Pasta importers sometimes pay Rs 6 lakh for lab tests on a consignment that costs no more than Rs 10 lakh
It's been some months since the government announced its intention to sort out the confusion created by the Food Safety and Standards Act, 2006.
The legislation is a classic case of a well-intentioned law failing the implementation test, simply because no one had mulled over the ways it needs to be implemented.
And because the subject is food, all of us end up carrying the consequences of the shoddy Act that no one seems ready to refurbish.
The law affects a critical building block of the nation – its health and nutrition – and yet it is so insufficient that India is being harangued by Canada because its canola oil exporters have to stop calling their product ‘canola oil’, in order for it to be allowed into India, just because the 2006 Act, which has mindlessly appended a listing of food products dredged out of the Prevention of Food Adulteration Act of 1955, doesn't recognise canola oil.
Nor does it accept the existence (and rising demand for) gluten-free bread. How can bread be gluten-free, demanded a befuddled inspector from an importer who has never been asked this question in his life. And mayonnaise? It doesn't even know about it, so there are no product standards for it.
The law doesn’t allow vegetable fat in chocolates (a common occurrence and accepted internationally); it has no standards for antibiotic residues in chicken; it lays downs that all wines must be described as 'fermented grape juice' on the label and provide an expiry date; it insists on 5 per cent salt content in the brine in which table olives are packaged (the global standard in a world moving away from excessive salt consumption is 1 per cent) ... such ludicrous examples can fill up this page.
Yet, the government hasn't found the time to revisit the law, which has become the biggest impediment to entrepreneurial activity in the food and nutrition sectors.
The Food Safety and Standards Authority of India (FSSAI), the supreme authority on all matters concerning the Act, is like a general without an army. Its chief has been proclaiming to the world that the FSSAI has registered more than 3 million food business operators, but there's little it can do without an effective and efficient monitoring network in place.

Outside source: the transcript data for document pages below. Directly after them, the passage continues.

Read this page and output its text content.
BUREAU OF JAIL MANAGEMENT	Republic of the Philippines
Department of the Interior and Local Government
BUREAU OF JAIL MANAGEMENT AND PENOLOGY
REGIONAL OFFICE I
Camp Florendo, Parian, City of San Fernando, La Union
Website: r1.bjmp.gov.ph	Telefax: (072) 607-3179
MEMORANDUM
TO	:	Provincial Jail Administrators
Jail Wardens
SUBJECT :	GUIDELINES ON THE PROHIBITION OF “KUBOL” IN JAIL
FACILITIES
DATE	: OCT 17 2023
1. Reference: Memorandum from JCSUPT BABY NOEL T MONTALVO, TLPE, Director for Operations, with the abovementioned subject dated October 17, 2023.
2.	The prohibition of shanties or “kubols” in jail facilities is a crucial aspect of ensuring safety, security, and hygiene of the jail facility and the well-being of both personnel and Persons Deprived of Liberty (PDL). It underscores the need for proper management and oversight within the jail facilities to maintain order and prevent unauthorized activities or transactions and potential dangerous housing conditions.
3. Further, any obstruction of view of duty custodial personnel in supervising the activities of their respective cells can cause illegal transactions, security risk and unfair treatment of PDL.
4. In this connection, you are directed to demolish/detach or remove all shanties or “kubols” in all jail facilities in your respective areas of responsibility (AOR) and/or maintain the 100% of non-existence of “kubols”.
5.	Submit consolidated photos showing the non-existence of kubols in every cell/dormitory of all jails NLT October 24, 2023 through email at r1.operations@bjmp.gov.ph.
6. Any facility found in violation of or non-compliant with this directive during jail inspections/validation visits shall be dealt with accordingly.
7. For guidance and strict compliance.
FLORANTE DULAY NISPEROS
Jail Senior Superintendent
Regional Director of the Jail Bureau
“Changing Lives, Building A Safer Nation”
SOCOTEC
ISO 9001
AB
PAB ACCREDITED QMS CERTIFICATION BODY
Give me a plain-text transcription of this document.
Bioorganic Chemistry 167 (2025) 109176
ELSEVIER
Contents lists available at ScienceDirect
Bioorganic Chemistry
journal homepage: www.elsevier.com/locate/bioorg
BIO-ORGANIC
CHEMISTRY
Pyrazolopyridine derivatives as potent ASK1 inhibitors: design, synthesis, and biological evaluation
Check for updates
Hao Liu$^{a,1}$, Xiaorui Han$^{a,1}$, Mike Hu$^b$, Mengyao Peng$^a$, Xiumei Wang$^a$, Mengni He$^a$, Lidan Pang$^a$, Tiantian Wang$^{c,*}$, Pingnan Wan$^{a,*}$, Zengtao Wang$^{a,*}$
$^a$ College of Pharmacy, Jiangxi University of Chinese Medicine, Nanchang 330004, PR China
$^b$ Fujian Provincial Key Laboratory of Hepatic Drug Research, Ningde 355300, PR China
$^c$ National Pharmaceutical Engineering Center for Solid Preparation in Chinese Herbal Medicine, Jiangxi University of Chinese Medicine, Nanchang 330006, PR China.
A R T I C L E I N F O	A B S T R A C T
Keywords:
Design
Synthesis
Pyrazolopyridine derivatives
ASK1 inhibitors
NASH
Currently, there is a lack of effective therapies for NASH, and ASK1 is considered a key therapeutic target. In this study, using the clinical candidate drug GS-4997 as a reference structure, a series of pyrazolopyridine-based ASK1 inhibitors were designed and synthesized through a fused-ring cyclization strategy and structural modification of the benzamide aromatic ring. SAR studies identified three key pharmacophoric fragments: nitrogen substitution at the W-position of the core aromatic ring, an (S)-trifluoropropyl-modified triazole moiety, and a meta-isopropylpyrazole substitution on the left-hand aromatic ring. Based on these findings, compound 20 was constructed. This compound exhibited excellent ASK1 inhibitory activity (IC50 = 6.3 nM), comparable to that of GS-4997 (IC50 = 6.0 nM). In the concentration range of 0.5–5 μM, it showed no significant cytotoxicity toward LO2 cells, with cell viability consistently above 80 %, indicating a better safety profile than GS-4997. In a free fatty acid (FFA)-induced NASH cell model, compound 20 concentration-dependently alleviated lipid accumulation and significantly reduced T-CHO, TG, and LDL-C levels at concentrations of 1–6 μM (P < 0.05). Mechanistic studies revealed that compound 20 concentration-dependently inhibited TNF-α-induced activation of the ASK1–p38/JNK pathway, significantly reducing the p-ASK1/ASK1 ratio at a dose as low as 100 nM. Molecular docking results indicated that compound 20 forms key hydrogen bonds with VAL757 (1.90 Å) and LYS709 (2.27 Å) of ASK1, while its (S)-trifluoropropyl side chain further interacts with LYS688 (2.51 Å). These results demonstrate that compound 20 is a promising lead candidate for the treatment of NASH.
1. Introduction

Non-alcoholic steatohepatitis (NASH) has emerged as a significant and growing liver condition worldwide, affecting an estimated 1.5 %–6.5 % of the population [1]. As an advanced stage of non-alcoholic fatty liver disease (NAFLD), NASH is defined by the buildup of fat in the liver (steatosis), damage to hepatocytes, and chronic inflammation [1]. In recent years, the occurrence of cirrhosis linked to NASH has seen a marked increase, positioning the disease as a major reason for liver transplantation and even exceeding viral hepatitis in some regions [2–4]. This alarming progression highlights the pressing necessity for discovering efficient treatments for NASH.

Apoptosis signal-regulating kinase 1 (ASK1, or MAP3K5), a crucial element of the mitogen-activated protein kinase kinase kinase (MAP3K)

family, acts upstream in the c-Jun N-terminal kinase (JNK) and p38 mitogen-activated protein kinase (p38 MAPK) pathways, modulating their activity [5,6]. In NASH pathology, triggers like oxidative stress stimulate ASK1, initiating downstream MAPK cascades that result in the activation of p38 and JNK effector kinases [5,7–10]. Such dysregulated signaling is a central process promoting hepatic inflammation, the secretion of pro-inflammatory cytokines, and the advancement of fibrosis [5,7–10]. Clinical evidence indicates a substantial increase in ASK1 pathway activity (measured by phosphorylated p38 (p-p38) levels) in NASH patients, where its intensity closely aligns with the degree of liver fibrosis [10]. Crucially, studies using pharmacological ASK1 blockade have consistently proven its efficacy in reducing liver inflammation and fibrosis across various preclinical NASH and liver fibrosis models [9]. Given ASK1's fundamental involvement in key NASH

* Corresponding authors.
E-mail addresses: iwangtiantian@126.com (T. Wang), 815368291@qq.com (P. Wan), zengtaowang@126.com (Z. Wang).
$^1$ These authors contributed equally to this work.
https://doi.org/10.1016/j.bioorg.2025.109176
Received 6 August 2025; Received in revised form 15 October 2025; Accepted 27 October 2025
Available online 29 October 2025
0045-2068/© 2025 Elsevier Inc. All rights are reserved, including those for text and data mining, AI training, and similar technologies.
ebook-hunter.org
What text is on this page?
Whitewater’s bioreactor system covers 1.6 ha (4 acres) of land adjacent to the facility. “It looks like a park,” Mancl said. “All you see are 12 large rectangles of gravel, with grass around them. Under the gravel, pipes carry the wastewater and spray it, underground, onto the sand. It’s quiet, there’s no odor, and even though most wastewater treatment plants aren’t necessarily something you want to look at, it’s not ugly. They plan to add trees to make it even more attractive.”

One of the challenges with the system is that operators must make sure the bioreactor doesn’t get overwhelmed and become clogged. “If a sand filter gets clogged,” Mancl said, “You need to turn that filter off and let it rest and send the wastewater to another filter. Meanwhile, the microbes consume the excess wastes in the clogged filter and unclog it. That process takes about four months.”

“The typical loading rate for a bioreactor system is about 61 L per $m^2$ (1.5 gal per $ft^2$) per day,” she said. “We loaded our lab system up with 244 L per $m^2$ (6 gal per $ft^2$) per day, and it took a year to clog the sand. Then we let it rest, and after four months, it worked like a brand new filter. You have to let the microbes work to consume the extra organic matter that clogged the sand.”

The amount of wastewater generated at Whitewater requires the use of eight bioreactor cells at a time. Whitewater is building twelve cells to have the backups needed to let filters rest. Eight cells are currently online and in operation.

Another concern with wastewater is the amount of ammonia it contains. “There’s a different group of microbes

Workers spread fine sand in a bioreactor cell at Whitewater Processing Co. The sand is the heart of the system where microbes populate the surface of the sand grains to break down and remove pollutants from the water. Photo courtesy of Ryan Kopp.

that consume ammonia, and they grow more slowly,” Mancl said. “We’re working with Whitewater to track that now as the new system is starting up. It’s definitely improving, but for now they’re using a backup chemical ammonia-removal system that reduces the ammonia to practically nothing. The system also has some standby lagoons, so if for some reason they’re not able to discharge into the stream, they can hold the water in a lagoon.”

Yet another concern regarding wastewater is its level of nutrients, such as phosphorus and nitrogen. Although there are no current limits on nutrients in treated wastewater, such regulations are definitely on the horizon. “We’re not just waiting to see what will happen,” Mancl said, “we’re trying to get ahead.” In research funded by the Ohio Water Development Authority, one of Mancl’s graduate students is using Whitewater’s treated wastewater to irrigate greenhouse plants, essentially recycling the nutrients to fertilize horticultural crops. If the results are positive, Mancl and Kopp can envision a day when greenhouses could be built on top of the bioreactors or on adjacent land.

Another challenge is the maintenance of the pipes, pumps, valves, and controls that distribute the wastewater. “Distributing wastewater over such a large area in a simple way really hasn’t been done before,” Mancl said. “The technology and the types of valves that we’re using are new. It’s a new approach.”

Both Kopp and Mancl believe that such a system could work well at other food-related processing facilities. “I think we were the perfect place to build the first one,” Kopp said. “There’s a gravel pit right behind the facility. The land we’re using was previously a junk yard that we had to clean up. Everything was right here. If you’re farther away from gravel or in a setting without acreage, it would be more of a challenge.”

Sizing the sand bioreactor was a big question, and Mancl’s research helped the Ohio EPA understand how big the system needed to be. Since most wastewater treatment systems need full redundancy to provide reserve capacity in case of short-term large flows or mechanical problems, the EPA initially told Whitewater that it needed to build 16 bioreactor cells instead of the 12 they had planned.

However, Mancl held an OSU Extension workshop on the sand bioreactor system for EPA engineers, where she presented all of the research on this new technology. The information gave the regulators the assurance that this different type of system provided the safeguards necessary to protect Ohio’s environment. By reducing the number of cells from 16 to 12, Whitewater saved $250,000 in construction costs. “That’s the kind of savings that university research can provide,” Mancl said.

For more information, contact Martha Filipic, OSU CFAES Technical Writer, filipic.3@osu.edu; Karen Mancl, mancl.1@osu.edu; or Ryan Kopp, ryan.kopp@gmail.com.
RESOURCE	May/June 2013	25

It cannot, for instance, physically verify if the oil in which your neighbourhood tikkiwallah cooks your favourite tea-time snack is releasing cancer-causing chemicals because of repeated frying, or if the slaughter houses where we get our supplies of mutton and chicken follow even the basic health and hygiene standards.
True, India is the world's second-largest exporter of beef (even though it doesn't allow beef imports), and it couldn't have happened if the animals were slaughtered in appalling conditions - but no one ensures that the same hygiene standards must apply to abattoirs across the country.
To implement the standards laid down by the Act, the FSSAI requires a national network of labs certified by the National Accreditation Board for Testing and Calibration Laboratories (NABL), but it is woefully under-equipped and, despite a generous budgetary allocation, it has been busy outsourcing the work to private agencies.
Combine this infrastructure handicapped by a minuscule number of authorised labs with the complicated system of sampling laid down in the rules, and you have a time bomb that is ticking away.
Take the case of pasta. The sampling rules require laboratories to pick up a packet for each shape and production batch from a container of pasta that has landed at a port. You don’t have to be a Michelin three-star chef to know the ingredients that go into making pasta and the production technique don't change, whether it's a spaghetti or a penne, or whether it was made yesterday and today. But our officials love the letter of the law, so, as an importer was explaining to me, he has to spend Rs 6 lakh on tests for consignment of Rs 10 lakh.